Relative quantification based on logistic models for individual polymerase chain reactions.
ABSTRACT The quantitative real-time reverse transcription polymerase chain reaction (RT-PCR) technology measures molecular variations in specific biomarkers. Relative quantification determines the target expression relative to an external standard or reference sample and should be adjusted for the PCR efficiencies actually achieved. More accurate methods of estimating PCR efficiency require a number of serial dilutions of the target sample, which is not generally feasible for clinical specimens. Alternatively, the efficiency of a single reaction may be estimated by considering kinetic data from this reaction. The current methods of estimating individual reaction efficiency require finding its exponential phase, which may affect the accuracy and precision of efficiency estimates. Thus, a model adequately representing all available kinetic RT-PCR data is preferable, but no such model is currently in use for relative quantification. In this work, we use a logistic model for all kinetic data from each RT-PCR and propose a new method of efficiency-adjusted relative quantification based on the estimates from the fitted logistic models.
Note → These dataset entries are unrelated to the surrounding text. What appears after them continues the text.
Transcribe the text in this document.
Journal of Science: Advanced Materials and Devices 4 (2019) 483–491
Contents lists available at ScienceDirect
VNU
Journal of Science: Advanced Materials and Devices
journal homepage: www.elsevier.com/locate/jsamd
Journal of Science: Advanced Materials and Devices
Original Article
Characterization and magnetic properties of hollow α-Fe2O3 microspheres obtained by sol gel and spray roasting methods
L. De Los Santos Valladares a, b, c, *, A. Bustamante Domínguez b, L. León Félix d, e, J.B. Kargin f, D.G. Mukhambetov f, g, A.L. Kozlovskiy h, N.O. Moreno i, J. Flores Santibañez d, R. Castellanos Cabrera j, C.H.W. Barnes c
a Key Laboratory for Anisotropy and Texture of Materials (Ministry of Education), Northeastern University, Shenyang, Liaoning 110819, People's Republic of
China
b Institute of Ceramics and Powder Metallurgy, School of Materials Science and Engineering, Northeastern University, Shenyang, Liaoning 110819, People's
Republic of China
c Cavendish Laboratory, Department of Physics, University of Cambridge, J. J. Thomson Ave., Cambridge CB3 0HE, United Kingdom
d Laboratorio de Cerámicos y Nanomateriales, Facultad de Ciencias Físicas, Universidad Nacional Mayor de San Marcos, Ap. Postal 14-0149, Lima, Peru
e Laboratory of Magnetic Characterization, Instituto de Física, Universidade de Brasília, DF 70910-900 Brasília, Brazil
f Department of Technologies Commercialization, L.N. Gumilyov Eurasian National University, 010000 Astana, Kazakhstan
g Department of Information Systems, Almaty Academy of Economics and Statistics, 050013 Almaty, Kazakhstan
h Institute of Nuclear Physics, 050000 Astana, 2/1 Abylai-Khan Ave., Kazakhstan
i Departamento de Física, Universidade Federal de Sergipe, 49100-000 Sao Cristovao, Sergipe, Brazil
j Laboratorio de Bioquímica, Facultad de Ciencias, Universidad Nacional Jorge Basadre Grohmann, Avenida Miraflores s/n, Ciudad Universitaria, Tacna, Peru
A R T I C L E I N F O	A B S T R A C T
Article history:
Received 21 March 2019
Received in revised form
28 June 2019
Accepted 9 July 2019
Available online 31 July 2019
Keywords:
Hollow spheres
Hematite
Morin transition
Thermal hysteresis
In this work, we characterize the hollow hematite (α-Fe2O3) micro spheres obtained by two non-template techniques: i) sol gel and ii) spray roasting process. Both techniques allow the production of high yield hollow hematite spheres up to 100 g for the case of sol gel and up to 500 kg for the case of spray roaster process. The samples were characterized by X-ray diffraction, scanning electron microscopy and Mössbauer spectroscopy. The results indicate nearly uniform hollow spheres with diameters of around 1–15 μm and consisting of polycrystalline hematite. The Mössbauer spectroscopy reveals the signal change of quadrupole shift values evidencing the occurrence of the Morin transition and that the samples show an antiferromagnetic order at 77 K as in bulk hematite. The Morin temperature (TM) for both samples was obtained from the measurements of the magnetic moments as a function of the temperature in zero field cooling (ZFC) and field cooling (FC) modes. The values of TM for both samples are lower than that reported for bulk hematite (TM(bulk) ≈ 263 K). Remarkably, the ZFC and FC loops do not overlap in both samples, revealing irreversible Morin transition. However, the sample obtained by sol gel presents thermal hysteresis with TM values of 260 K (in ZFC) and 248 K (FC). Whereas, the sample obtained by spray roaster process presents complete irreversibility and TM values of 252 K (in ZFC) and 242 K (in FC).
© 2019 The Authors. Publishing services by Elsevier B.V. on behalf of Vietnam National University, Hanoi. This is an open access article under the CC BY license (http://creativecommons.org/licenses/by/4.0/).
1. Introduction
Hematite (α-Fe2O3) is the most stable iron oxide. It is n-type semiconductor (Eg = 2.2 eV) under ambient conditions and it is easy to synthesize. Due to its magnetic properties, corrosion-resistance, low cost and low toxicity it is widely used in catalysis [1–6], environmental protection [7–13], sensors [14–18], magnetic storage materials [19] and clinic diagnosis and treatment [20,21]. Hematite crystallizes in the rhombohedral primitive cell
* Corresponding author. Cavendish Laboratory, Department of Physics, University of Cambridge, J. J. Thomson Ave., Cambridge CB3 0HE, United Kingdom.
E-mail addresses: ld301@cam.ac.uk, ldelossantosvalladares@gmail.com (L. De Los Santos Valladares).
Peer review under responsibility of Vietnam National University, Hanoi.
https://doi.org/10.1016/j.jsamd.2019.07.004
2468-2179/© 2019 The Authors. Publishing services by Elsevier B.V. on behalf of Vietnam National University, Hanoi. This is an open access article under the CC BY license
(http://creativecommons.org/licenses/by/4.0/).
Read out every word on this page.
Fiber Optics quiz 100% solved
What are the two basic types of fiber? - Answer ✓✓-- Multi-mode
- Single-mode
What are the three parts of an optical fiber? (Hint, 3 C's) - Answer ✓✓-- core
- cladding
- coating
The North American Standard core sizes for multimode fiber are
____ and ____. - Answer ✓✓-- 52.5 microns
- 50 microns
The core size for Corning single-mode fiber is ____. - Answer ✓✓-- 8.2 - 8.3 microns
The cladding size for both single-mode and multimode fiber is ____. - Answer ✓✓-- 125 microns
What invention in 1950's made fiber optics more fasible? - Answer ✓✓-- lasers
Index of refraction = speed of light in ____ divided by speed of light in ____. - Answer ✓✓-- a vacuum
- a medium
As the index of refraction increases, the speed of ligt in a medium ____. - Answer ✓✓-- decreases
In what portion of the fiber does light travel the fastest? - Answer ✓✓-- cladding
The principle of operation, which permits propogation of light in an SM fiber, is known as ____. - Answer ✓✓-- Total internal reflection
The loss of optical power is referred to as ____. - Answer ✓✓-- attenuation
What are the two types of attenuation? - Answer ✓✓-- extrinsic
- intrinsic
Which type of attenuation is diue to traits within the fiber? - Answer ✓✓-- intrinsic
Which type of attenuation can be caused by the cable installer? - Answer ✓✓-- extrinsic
This method allows incorporating multiple replicates and possibly multiple reference ('housekeeping') genes for estimating relative expression and corresponding confidence interval. Real kinetic RT-PCR data are used to compare the proposed and standard methods. The methods are applied to the clinical data from the ongoing study of guanylyl cyclase C as a biomarker for colorectal cancer.
Article: Critical evaluation of methods used to determine amplification efficiency refutes the exponential character of real-time PCR.[show abstract] [hide abstract]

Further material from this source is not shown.